La mayor población de la Riviera Maya, con unos 50 mil habitantes establecidos, muestra aún una peculiar mezcla entre la otrora aldea de pescadores con una atmósfera sorprendentemente cosmopolita, resultado de la intensa explosión demográfica vivida en años recientes. En sus calles más céntricas, repletas de cafés, tiendas, pequeños hoteles o restaurantes, cual Babilonia contemporánea resulta común escuchar pláticas en varios idiomas, pues desde los originarios mayas que hablan en sus dialectos, hasta los muchos extranjeros asentados en el lugar, además de la multitud habitual de turistas provenientes de todo el mundo, todos conviven en un ambiente armónico y festivo, enmarcado por una de las playas más hermosas de México.

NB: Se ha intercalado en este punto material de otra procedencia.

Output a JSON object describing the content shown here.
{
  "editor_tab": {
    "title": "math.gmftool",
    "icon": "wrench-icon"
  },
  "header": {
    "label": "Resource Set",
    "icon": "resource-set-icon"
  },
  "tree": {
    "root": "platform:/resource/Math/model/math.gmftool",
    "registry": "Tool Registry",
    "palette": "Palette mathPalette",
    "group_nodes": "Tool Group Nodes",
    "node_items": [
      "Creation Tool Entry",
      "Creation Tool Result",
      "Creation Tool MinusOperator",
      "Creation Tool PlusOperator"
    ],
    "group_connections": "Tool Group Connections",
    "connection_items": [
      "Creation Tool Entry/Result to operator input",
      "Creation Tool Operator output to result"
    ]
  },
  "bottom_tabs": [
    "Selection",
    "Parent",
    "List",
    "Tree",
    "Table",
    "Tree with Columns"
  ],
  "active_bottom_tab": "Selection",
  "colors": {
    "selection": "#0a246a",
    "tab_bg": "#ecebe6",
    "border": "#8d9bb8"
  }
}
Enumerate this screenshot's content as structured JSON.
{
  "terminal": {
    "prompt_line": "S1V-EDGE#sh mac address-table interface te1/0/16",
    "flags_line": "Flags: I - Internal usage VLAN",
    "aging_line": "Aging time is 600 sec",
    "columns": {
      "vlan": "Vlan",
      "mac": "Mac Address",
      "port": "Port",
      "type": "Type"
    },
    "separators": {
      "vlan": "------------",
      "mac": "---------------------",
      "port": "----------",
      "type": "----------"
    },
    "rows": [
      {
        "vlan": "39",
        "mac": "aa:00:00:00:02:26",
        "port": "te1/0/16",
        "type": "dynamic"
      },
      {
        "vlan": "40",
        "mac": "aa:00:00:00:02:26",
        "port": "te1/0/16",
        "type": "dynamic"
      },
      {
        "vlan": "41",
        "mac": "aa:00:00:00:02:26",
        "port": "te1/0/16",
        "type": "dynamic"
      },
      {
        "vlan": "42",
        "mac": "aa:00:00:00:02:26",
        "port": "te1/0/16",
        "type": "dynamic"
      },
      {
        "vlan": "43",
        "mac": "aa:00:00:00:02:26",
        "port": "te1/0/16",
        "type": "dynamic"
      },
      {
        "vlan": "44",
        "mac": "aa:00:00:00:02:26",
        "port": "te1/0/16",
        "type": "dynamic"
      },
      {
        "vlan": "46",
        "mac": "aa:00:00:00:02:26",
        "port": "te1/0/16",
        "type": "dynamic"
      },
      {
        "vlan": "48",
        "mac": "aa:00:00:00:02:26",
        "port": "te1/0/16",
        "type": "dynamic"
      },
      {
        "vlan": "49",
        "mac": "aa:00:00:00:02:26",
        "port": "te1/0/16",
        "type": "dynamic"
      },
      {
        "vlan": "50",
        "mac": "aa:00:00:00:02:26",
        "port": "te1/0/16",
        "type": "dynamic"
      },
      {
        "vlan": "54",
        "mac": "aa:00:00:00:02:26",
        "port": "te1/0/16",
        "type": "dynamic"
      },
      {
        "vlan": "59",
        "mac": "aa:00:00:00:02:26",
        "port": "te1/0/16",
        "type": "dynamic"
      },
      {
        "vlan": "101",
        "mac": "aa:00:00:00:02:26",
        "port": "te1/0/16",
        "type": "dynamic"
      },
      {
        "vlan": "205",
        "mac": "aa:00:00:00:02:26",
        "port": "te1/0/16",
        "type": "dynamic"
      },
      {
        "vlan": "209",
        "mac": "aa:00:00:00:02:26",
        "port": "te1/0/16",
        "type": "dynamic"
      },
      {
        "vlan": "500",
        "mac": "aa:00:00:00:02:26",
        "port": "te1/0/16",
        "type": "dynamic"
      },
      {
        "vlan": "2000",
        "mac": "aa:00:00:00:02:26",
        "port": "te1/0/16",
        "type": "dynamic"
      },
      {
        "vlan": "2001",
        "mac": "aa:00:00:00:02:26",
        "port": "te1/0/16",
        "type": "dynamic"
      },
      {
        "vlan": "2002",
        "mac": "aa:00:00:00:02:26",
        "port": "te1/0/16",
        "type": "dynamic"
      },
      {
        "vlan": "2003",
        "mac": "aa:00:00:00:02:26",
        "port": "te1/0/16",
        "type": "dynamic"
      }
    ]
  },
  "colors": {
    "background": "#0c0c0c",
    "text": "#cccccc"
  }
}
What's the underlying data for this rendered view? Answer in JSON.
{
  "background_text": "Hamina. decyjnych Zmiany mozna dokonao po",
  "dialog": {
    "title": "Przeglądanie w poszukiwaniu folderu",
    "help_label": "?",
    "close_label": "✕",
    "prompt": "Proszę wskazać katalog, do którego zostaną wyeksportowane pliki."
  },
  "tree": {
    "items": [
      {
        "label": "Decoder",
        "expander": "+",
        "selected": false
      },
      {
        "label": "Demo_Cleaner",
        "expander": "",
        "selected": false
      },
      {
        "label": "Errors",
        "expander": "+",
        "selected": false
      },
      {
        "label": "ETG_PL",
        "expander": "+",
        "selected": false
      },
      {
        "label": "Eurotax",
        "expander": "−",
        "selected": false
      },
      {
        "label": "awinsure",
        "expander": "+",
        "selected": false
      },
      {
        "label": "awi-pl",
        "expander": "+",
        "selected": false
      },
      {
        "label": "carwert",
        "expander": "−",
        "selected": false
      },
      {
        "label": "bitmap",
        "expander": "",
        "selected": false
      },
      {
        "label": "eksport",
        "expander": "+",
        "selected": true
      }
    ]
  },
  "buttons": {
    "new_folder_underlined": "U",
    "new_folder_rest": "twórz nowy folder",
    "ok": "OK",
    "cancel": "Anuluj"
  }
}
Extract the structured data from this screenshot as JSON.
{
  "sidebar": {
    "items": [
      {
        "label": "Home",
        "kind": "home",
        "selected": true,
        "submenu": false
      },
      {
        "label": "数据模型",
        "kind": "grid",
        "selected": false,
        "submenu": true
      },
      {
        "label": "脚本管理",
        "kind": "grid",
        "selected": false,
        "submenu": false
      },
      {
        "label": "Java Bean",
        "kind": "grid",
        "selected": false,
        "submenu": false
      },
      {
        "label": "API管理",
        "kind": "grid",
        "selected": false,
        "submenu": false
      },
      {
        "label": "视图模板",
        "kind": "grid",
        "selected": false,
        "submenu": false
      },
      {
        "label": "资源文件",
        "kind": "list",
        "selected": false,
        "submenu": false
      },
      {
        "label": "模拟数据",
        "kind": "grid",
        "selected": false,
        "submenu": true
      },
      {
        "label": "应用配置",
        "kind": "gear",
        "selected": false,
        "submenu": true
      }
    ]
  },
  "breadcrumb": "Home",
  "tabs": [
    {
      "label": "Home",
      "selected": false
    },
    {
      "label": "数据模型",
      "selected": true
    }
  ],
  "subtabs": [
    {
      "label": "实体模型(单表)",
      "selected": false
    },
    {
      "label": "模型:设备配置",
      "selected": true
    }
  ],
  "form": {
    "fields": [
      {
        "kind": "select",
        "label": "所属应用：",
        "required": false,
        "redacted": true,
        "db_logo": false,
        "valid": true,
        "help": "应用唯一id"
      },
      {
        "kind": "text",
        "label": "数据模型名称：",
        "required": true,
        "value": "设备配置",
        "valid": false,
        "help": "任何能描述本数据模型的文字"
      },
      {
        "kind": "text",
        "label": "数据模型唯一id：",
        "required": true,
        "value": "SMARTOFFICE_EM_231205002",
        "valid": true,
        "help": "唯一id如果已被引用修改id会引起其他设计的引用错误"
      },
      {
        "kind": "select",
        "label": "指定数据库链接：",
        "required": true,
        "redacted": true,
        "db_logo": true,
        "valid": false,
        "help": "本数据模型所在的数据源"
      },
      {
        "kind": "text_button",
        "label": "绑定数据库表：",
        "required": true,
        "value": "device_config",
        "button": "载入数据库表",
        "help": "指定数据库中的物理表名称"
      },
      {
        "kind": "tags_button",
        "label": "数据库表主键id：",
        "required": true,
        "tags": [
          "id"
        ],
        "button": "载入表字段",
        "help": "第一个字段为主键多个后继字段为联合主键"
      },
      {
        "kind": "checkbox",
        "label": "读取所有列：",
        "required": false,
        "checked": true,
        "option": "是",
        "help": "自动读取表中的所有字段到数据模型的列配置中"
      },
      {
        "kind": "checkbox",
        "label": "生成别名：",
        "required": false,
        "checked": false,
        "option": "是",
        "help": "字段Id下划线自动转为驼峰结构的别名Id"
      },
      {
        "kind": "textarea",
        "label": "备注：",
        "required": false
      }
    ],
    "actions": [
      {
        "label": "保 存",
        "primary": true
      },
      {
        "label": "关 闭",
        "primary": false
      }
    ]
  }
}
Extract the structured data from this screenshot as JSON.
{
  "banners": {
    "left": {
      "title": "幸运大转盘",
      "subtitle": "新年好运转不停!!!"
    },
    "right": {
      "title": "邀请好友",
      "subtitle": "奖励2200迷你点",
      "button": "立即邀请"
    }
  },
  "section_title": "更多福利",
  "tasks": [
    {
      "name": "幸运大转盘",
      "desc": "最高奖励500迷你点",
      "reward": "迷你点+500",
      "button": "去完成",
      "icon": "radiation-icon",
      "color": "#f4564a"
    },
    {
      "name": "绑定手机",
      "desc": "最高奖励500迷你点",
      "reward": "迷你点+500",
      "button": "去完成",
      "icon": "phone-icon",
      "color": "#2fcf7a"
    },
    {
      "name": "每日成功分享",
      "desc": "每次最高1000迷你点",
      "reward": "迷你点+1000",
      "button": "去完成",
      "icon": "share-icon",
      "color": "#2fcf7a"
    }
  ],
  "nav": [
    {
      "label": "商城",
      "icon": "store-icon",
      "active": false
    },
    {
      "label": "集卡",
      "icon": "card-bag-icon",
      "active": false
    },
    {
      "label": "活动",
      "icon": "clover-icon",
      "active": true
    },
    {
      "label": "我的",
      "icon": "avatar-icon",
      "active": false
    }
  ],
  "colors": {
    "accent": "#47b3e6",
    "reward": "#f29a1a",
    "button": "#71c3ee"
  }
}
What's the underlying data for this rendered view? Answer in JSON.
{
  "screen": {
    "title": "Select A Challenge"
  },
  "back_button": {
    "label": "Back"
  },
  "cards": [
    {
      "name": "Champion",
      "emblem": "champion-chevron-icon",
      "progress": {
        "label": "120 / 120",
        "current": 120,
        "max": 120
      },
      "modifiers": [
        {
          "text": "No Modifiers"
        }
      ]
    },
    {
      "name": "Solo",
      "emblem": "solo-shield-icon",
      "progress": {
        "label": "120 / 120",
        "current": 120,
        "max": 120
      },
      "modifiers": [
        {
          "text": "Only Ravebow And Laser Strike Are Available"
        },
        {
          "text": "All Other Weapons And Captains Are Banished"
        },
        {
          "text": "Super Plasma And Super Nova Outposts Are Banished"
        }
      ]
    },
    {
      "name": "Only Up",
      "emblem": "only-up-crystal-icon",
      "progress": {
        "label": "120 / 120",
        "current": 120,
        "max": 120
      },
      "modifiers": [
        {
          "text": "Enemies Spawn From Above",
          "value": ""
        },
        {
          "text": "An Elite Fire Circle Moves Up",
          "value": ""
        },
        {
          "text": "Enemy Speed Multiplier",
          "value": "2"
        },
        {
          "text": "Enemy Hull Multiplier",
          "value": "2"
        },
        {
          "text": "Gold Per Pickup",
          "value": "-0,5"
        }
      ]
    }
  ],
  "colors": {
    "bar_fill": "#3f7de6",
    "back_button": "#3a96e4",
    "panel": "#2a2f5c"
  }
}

El territorio ocupado por Playa del Carmen corresponde a un asentamiento de origen maya denominado Xaman-Há, en cuyas proximidades se localizan hoy día más de 200 estructuras de diversa dimensiones, testigos de piedra que evidencian la relevancia de entonces, pues era un punto de enlace importante –por cuestiones religiosas y fundamentales de su cosmovisión– entre la parte continental de la región con la isla de Cozumel en el Mar Caribe.
Playa del Carmen ofrece todas las comodidades para el turista. Para quienes gustan del buceo, un arrecife de coral enmarca el pánorama acuático. Además, mar adentro puede practicarse la pesca deportiva, ya que existen buenos ejemplares de marlín, dorado y atún, entre otros.